Reputation: 27
I’m currently creating Data flow with a Derived column that has a Rounding transformation through DontNet.SDK. The Source and Sink datasets I am using are parameterized. And I’m assigning values for them at runtime through pipeline parameters. Please refer below json files of two data flows.

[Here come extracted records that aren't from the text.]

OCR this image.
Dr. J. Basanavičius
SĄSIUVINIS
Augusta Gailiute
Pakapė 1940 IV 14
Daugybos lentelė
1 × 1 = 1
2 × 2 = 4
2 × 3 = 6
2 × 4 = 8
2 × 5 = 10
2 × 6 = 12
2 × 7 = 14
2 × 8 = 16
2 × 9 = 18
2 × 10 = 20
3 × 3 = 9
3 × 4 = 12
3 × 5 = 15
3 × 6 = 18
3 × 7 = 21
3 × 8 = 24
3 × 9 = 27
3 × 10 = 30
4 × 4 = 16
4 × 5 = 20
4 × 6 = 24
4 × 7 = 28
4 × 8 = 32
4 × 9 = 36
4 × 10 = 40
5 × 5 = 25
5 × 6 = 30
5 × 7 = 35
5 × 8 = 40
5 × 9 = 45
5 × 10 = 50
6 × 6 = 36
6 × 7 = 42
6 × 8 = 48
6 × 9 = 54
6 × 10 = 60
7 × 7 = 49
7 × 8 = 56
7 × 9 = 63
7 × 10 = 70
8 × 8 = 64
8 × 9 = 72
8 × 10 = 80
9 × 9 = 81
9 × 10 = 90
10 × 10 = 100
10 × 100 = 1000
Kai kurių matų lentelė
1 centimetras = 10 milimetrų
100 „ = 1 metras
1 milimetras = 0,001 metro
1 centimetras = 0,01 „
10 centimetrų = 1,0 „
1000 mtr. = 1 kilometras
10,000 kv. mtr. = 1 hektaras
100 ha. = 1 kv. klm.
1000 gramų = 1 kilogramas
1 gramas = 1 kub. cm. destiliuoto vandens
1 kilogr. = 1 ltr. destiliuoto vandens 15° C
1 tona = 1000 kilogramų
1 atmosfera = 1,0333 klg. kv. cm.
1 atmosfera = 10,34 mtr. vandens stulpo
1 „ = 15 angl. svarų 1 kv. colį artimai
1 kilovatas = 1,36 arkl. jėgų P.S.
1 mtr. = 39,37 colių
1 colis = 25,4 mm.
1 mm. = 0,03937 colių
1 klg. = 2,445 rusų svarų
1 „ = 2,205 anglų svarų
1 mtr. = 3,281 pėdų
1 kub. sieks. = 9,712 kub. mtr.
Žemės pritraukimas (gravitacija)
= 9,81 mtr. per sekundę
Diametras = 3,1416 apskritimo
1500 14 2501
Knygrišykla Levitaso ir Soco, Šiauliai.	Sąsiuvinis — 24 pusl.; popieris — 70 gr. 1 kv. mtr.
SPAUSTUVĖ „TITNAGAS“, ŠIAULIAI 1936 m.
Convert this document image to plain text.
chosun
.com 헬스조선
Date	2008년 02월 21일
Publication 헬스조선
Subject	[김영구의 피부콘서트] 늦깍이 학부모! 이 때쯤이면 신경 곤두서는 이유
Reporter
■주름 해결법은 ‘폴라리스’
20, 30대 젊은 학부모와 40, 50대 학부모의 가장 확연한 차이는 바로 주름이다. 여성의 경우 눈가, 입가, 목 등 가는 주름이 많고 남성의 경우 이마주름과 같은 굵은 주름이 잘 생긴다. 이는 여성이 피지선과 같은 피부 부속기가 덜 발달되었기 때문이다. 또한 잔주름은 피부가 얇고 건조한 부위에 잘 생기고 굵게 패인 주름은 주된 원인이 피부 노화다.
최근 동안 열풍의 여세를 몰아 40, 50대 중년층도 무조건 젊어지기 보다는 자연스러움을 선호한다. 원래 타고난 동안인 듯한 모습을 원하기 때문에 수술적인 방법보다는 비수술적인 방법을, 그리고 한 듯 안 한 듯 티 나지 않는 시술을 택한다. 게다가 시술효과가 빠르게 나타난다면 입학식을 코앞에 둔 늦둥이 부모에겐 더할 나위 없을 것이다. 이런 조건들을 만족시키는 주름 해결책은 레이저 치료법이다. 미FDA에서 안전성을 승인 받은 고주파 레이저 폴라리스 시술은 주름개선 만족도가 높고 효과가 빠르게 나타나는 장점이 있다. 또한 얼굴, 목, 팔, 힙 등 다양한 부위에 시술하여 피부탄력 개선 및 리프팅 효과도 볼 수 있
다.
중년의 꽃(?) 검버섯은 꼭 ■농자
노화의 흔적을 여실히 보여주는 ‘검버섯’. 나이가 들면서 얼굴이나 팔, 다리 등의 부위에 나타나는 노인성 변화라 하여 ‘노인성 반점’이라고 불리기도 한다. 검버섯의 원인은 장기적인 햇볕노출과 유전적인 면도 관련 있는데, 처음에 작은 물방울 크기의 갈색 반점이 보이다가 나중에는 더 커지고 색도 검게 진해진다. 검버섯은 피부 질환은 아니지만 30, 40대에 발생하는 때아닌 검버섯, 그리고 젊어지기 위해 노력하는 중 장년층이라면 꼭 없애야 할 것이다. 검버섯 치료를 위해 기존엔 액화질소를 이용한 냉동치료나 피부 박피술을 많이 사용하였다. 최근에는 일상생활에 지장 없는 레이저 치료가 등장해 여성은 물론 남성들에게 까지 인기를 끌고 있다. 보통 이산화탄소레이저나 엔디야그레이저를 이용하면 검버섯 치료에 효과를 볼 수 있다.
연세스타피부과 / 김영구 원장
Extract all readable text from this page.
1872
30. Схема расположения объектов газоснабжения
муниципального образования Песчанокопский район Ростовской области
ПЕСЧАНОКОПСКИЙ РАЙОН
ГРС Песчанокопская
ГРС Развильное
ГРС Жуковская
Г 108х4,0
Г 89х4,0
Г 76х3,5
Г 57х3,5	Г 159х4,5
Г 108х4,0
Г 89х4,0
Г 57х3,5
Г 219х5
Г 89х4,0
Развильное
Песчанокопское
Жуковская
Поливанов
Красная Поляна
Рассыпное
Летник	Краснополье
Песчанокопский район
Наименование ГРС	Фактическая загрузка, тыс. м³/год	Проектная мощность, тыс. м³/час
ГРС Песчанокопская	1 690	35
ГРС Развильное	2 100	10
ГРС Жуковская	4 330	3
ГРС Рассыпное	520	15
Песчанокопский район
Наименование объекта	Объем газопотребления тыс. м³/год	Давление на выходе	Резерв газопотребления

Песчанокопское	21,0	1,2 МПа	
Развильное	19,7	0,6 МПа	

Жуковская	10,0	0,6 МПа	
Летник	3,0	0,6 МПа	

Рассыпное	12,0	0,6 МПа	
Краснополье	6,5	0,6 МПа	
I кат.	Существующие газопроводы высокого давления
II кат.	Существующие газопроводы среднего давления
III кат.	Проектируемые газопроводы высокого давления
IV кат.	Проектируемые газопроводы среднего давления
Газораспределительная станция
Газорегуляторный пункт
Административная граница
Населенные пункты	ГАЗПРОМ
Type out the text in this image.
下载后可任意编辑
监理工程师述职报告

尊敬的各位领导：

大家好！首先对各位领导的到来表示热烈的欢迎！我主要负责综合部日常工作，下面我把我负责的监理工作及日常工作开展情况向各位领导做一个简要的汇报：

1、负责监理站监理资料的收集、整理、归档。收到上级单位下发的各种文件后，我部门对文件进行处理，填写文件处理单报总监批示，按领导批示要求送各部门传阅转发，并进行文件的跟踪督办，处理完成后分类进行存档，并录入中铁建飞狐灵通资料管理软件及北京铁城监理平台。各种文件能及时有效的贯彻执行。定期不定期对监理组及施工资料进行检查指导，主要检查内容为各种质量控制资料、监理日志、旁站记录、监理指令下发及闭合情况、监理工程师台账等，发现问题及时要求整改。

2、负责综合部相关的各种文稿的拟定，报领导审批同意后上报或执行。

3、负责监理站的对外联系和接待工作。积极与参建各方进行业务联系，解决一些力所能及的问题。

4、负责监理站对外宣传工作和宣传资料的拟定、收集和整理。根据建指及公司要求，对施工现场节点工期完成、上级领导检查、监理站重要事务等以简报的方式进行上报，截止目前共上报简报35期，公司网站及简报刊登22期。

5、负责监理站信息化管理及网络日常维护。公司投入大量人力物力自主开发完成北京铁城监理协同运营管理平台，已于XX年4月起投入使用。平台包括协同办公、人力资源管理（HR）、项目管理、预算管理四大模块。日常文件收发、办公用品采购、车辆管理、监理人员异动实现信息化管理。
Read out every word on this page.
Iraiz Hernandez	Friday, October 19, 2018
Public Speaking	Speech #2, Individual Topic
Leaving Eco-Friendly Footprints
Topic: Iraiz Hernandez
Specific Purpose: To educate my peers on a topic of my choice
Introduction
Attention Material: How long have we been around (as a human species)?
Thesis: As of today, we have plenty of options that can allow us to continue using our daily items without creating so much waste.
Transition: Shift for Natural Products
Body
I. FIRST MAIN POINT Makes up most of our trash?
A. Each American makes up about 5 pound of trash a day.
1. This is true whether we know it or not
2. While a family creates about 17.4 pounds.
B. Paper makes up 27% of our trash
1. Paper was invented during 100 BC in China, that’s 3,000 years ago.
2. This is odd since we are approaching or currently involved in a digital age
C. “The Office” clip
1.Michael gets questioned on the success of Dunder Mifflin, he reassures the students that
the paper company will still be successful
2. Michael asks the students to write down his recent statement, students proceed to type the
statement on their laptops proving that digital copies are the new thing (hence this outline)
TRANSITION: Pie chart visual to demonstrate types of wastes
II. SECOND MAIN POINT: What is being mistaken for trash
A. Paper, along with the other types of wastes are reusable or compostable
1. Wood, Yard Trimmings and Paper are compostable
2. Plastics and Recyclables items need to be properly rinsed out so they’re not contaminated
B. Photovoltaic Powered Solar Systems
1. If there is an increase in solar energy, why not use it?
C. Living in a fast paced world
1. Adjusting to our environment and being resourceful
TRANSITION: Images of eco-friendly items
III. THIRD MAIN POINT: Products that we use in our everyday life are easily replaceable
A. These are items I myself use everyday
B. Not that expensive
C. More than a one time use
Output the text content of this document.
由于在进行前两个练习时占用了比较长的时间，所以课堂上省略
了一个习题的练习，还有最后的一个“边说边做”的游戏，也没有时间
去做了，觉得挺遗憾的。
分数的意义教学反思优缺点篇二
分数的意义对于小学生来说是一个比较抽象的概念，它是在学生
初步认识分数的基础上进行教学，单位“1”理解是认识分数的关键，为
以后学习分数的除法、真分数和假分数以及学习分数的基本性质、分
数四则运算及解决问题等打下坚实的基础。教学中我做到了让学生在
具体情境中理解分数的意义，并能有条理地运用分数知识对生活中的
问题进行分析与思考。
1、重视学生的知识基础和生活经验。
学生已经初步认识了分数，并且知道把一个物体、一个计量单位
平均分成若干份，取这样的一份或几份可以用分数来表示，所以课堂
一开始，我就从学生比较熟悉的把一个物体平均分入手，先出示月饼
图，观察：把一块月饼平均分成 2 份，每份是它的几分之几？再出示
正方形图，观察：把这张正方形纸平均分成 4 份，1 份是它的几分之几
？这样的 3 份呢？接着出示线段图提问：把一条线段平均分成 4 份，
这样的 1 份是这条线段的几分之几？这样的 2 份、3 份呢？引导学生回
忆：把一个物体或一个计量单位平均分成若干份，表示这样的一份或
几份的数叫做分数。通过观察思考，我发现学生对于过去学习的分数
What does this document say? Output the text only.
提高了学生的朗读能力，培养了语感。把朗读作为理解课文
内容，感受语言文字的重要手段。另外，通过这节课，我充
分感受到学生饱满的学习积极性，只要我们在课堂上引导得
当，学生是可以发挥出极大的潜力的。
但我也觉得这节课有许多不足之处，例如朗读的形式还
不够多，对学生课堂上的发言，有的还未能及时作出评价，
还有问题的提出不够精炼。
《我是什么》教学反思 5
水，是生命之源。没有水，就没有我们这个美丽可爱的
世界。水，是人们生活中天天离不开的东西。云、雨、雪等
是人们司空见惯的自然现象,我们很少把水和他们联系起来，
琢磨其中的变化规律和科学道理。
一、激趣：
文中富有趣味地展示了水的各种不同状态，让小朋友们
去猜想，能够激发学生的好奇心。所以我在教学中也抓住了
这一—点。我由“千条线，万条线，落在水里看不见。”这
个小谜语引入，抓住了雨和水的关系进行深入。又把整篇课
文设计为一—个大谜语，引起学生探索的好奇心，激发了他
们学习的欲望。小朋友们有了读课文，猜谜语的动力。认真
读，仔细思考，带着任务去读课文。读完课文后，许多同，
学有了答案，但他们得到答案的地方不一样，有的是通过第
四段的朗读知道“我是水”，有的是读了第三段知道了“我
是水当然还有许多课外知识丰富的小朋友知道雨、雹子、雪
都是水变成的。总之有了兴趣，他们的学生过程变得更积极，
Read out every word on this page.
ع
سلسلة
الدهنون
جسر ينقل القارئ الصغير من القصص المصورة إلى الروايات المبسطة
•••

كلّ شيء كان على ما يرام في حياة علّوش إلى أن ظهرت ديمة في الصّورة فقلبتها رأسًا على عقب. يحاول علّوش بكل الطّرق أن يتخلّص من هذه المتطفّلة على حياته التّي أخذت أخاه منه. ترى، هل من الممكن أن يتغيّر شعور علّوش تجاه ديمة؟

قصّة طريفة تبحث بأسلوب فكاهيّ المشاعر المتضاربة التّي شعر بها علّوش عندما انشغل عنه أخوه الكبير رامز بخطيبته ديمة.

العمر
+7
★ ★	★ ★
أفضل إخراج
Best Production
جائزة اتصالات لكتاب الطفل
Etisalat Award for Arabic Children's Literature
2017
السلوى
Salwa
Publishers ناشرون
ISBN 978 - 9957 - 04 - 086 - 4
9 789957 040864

I have a scenario which is rounding salary in to two decimal points from three decimal points. When I created this manually in ADF it’s successfully rounding. Below is the output result file of transformation
But when I am creating this using .net SDK, it’s not working. I’m not getting the column name as expected but the value is coming correctly. Below is the .SDK output
Below is the Json format of Data Flow I created
{
"name": "Rounding_Auto__Transformation",
"properties": {
"type": "MappingDataFlow",
"typeProperties": {
"sources": [
{
"dataset": {
"referenceName": "defaultdataflowSourcedataset",
"type": "DatasetReference"
},
"name": "source"
}
],
"sinks": [
{
"dataset": {
"referenceName": "defaultdataflowSinkdataset",
"type": "DatasetReference"
},
"name": "sink"
}
],
"transformations": [
{
"name": "DerivedColumn0"
}
],
"script": "source(output(\n\t\tid as string,\n\t\tsal as string,\n\t\tgender as string,\n\t\tname as string,\n\t\tisMarried as string,\n\t\ttags as string,\n\t\taddress as string\n\t),\n\tallowSchemaDrift: true,\n\tvalidateSchema: false,\n\tignoreNoFilesFound: false) ~> source\nsource derive(NewSal = round(toFloat(sal),2,2)) ~> DerivedColumn0\nDerivedColumn0 sink(allowSchemaDrift: true,\n\tvalidateSchema: false,\n\tpartitionFileNames:['customer_post_with_round.csv'],\n\tpartitionBy('hash', 1),\n\tskipDuplicateMapInputs: true,\n\tskipDuplicateMapOutputs: true) ~> sink"
}
}
}
I also compared the json created for the manual (as it works) in ADF directly– here is the one for manual
{
"name": "Rounding_Manually",
"properties": {
"type": "MappingDataFlow",
"typeProperties": {
"sources": [
{
"dataset": {
"referenceName": "SourcDS",
"type": "DatasetReference"
},
"name": "source1"
}
],
"sinks": [
{
"dataset": {
"referenceName": "SinkDS",
"type": "DatasetReference"
},
"name": "sink1"
}
],
"transformations": [
{
"name": "DerivedColumn1"
}
],
"script": "source(output(\n\t\tid as string,\n\t\tsal as string,\n\t\tgender as string,\n\t\tname as string,\n\t\tisMarried as string,\n\t\ttags as string,\n\t\taddress as string\n\t),\n\tallowSchemaDrift: true,\n\tvalidateSchema: false,\n\tignoreNoFilesFound: false) ~> source1\nsource1 derive(NewSal = round(toFloat(sal),2,2)) ~> DerivedColumn1\nDerivedColumn1 sink(allowSchemaDrift: true,\n\tvalidateSchema: false,\n\tpartitionFileNames:['customer_post_with_round.csv'],\n\tpartitionBy('hash', 1),\n\tskipDuplicateMapInputs: true,\n\tskipDuplicateMapOutputs: true) ~> sink1"
}
}
}
Please help.
Upvotes: 0
Views: 1184
Reputation: 11
In this case the headers in the sink files were missing, and therefore they were not appearing the new ones during the transformation. By adding the option First row as header issue is solved.
Upvotes: 0
Reputation: 3838
I imported your data flow definition in my environment and I do see the column name in the metadata inspect and mapping list. Can you do the same and copy / paste the data flow script into the UI and make sure that you see everything there just fine?
Upvotes: 0